Ich sitze für einen Augenblick hinten auf der Weltesche und atme durch. Zehn Tage die stundenlange Wagner-Dröhnung macht durchlässig. Und glücklich. Was für eine Kraft in dieser Musik, was für ein Kraftakt, das alles in einem so fremden, fernen Land auf die Bühne zu stemmen, und wie viel Leidenschaft, Begeisterung, Dankbarkeit schlägt den Künstlern jeden Abend entgegen – von den Chinesen, die eine Kulturrevolution erleiden mussten und diesen „Ring“ zum ersten Mal in ihrer Stadt sehen und hören. Das ist jede Anstrengung wert. Im „Ring“ geht es jetzt nur noch bergab, Weltuntergang ab 17.30 Uhr: die Götter entthront, der Schicksalsfaden gerissen, Brünnhilde betrogen, die Welt schlittert ins Desaster. Viel Publikum kommt zu spät, man muss länger arbeiten, aber es wird auch der allerletzte Platz besetzt, und wir sind nicht mehr in Schanghai; wir sind irgendwo, wo die Musik uns hinträgt und uns rettet vor dem Zerfall, dem wir zusehen.

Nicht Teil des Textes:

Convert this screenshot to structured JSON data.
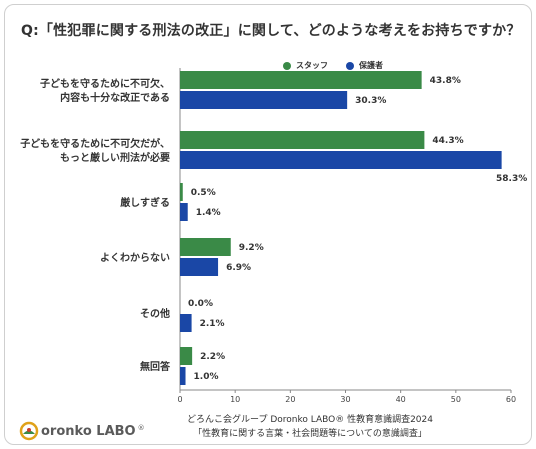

Wagners Musik versöhnt das Unversöhnbare.

Todmüde im Taxi zum Hotel: Der Fahrer ohrfeigt sich selbst und schlägt ständig mit dem Kopf aufs Lenkrad, um wach zu bleiben. An jeder Ampel schläft er ein und wird durch Hupen geweckt. Tag, Nacht, geregelte Arbeitszeit, gibts nicht. China boomt 24 Stunden am Tag. Götterdämmerung.